Parpol dan pemilu 2014
A
A
A
Tak terbantahkan, partai politik peserta pemilihan umum benar-benar berada pada posisi sentral dalam proses pengisian jabatan-jabatan politik di negeri ini.
Dari semua posisi politik yang tersedia, hanya sedikit tersedia ruang bagi mereka yang bukan dari partai politik. Sebut saja, anggota Dewan Perwakilan Rakyat dan Dewan Perwakilan Rakyat Daerah hanya bisa diisi oleh calon dari partai politik. Sejak Pemilu 2009, anggota Dewan Perwakilan Daerah pun terbuka bagi calon dari partai politik. Untuk mengisi jabatan di eksekutif, konstitusi memberikan garis demarkasi yang sangat jelas: pasangan calon presiden dan wakil presiden hanya bisa diajukan oleh partai politik peserta pemilihan umum.

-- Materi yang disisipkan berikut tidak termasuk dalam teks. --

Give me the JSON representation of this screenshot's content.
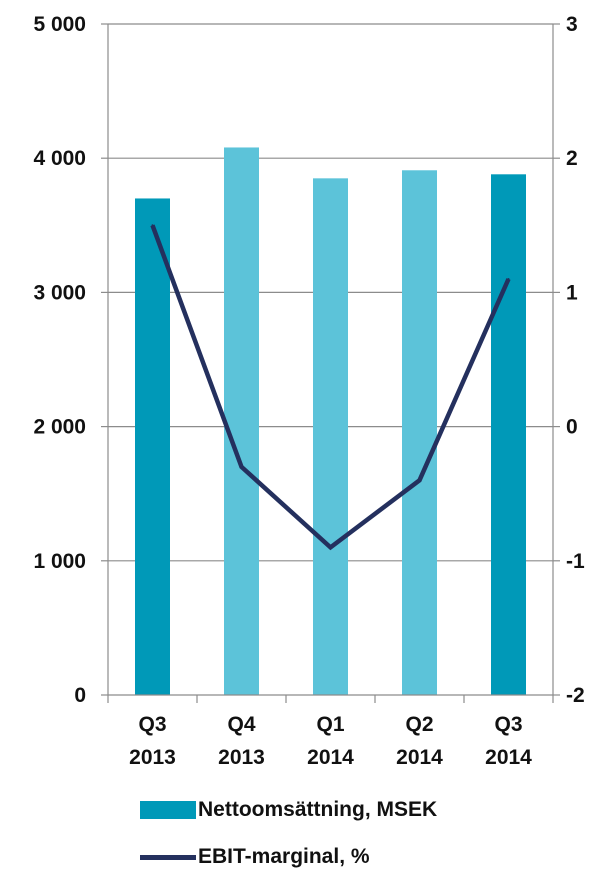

Begitu pula di daerah, jalur partai politik menjadi semacam jalan tol untuk menjadi calon kepala daerah lebih. Kalaupun tersedia ruang bagi calon perseorangan, pilihan melalui jalur ini seperti memilih melintas di tepi jurang terjal untuk bisa menjadi calon kepala daerah. Selain itu, jabatan-jabatan lain yang berada di luar ranah eksekutif dan legislatif juga masih memerlukan penerimaan orang partai politik. Sebut saja, untuk menjadi calon hakim agung, hasil seleksi Komisi Yudisial, masih harus diseleksi tahap berikutnya di DPR.

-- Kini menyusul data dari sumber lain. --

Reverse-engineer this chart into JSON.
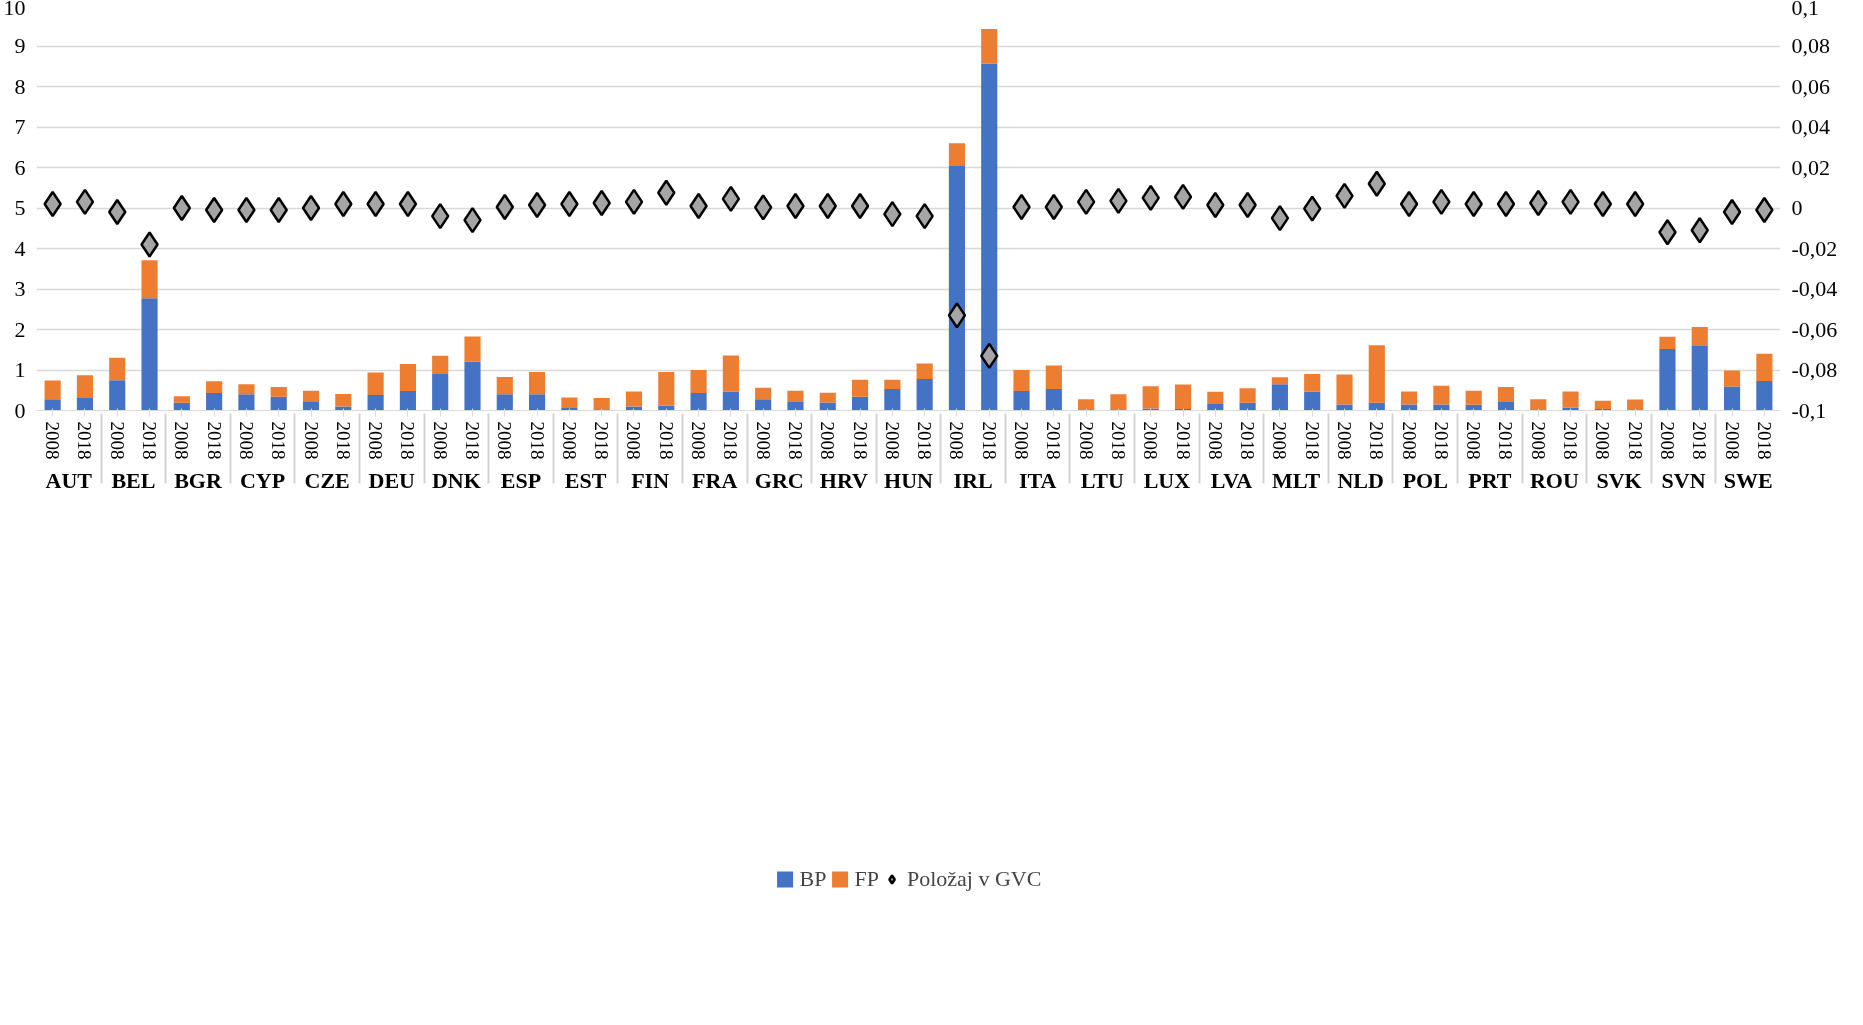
{
  "chart_data": {
    "type": "bar",
    "stacked": true,
    "categories": [
      "2008",
      "2018",
      "2008",
      "2018",
      "2008",
      "2018",
      "2008",
      "2018",
      "2008",
      "2018",
      "2008",
      "2018",
      "2008",
      "2018",
      "2008",
      "2018",
      "2008",
      "2018",
      "2008",
      "2018",
      "2008",
      "2018",
      "2008",
      "2018",
      "2008",
      "2018",
      "2008",
      "2018",
      "2008",
      "2018",
      "2008",
      "2018",
      "2008",
      "2018",
      "2008",
      "2018",
      "2008",
      "2018",
      "2008",
      "2018",
      "2008",
      "2018",
      "2008",
      "2018",
      "2008",
      "2018",
      "2008",
      "2018",
      "2008",
      "2018",
      "2008",
      "2018",
      "2008",
      "2018"
    ],
    "annotations": [
      "AUT",
      "BEL",
      "BGR",
      "CYP",
      "CZE",
      "DEU",
      "DNK",
      "ESP",
      "EST",
      "FIN",
      "FRA",
      "GRC",
      "HRV",
      "HUN",
      "IRL",
      "ITA",
      "LTU",
      "LUX",
      "LVA",
      "MLT",
      "NLD",
      "POL",
      "PRT",
      "ROU",
      "SVK",
      "SVN",
      "SWE"
    ],
    "series": [
      {
        "name": "BP",
        "color": "#4472c4",
        "values": [
          0.28,
          0.31,
          0.75,
          2.77,
          0.19,
          0.43,
          0.4,
          0.34,
          0.23,
          0.1,
          0.38,
          0.48,
          0.9,
          1.21,
          0.4,
          0.4,
          0.06,
          0.03,
          0.1,
          0.12,
          0.43,
          0.46,
          0.28,
          0.21,
          0.2,
          0.34,
          0.53,
          0.78,
          6.04,
          8.56,
          0.48,
          0.53,
          0.0,
          0.03,
          0.05,
          0.04,
          0.16,
          0.19,
          0.65,
          0.46,
          0.15,
          0.19,
          0.15,
          0.15,
          0.14,
          0.21,
          0.03,
          0.07,
          0.04,
          0.03,
          1.52,
          1.59,
          0.59,
          0.73
        ]
      },
      {
        "name": "FP",
        "color": "#ed7d31",
        "values": [
          0.46,
          0.56,
          0.55,
          0.94,
          0.16,
          0.29,
          0.25,
          0.24,
          0.26,
          0.31,
          0.56,
          0.67,
          0.45,
          0.62,
          0.43,
          0.55,
          0.26,
          0.28,
          0.37,
          0.83,
          0.57,
          0.9,
          0.28,
          0.28,
          0.24,
          0.42,
          0.23,
          0.38,
          0.56,
          0.86,
          0.52,
          0.58,
          0.28,
          0.37,
          0.55,
          0.6,
          0.3,
          0.36,
          0.17,
          0.44,
          0.74,
          1.42,
          0.32,
          0.46,
          0.35,
          0.37,
          0.25,
          0.4,
          0.2,
          0.24,
          0.3,
          0.47,
          0.4,
          0.67
        ]
      },
      {
        "name": "Položaj v GVC",
        "type": "scatter",
        "axis": "y2",
        "marker": "diamond",
        "color": "#a5a5a5",
        "values": [
          0.002,
          0.003,
          -0.002,
          -0.018,
          0.0,
          -0.001,
          -0.001,
          -0.001,
          0.0,
          0.002,
          0.002,
          0.002,
          -0.004,
          -0.006,
          0.0005,
          0.0015,
          0.002,
          0.0025,
          0.003,
          0.0075,
          0.001,
          0.0045,
          0.0003,
          0.001,
          0.001,
          0.001,
          -0.003,
          -0.004,
          -0.053,
          -0.073,
          0.0005,
          0.0005,
          0.003,
          0.0035,
          0.005,
          0.0055,
          0.0015,
          0.0015,
          -0.005,
          -0.0003,
          0.006,
          0.012,
          0.002,
          0.003,
          0.002,
          0.002,
          0.0025,
          0.003,
          0.002,
          0.002,
          -0.012,
          -0.011,
          -0.002,
          -0.001
        ]
      }
    ],
    "ylim": [
      0,
      10
    ],
    "yticks": [
      0,
      1,
      2,
      3,
      4,
      5,
      6,
      7,
      8,
      9,
      10
    ],
    "y2lim": [
      -0.1,
      0.1
    ],
    "y2ticks": [
      {
        "value": -0.1,
        "label": "-0,1"
      },
      {
        "value": -0.08,
        "label": "-0,08"
      },
      {
        "value": -0.06,
        "label": "-0,06"
      },
      {
        "value": -0.04,
        "label": "-0,04"
      },
      {
        "value": -0.02,
        "label": "-0,02"
      },
      {
        "value": 0,
        "label": "0"
      },
      {
        "value": 0.02,
        "label": "0,02"
      },
      {
        "value": 0.04,
        "label": "0,04"
      },
      {
        "value": 0.06,
        "label": "0,06"
      },
      {
        "value": 0.08,
        "label": "0,08"
      },
      {
        "value": 0.1,
        "label": "0,1"
      }
    ],
    "grid": "y",
    "legend": "bottom"
  }
}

Begitu pula dengan komisi-komisi negara independen, semua harus melalui proses fit and proper test oleh mereka yang berasal dari partai politik di DPR. Secara sederhana, partai politik benar-benar superior dalam sistem politik kita. Dengan posisi seperti itu, partai politik sangat mungkin menjadi kekuatan yang sulit dikontrol. Karena itu, tidak tertutup kemungkinan partai politik terperangkap ke dalam postulat yang pernah dikemukakan Lord Acton: power tends to corrupt, absolute power corrupt absolutely. Boleh jadi, banyaknya petinggi partai yang terkait berbagai skandal korupsi (suap) dalam beberapa waktu terakhir menjadi bukti empirik validitas postulat Lord Acton tersebut.
Superioritas
Sebagai bagian dari upaya menelusuri akar korupsi yang melanda sebagian partai politik, medio Maret 2013 lalu Komisi Pemberantasan Korupsi melaksanakan seminar dengan topik “Membangun Akuntabilitas Partai Politik”. Sebagai pembicara yang diminta menjelaskan penyakit akut ini dari aspek hukum tata negara, tanpa ada keraguan sedikit pun saya menyatakan bahwa salah satu penyebabnya, posisi partai politik sangat superioritas setelah perubahan UUD 1945.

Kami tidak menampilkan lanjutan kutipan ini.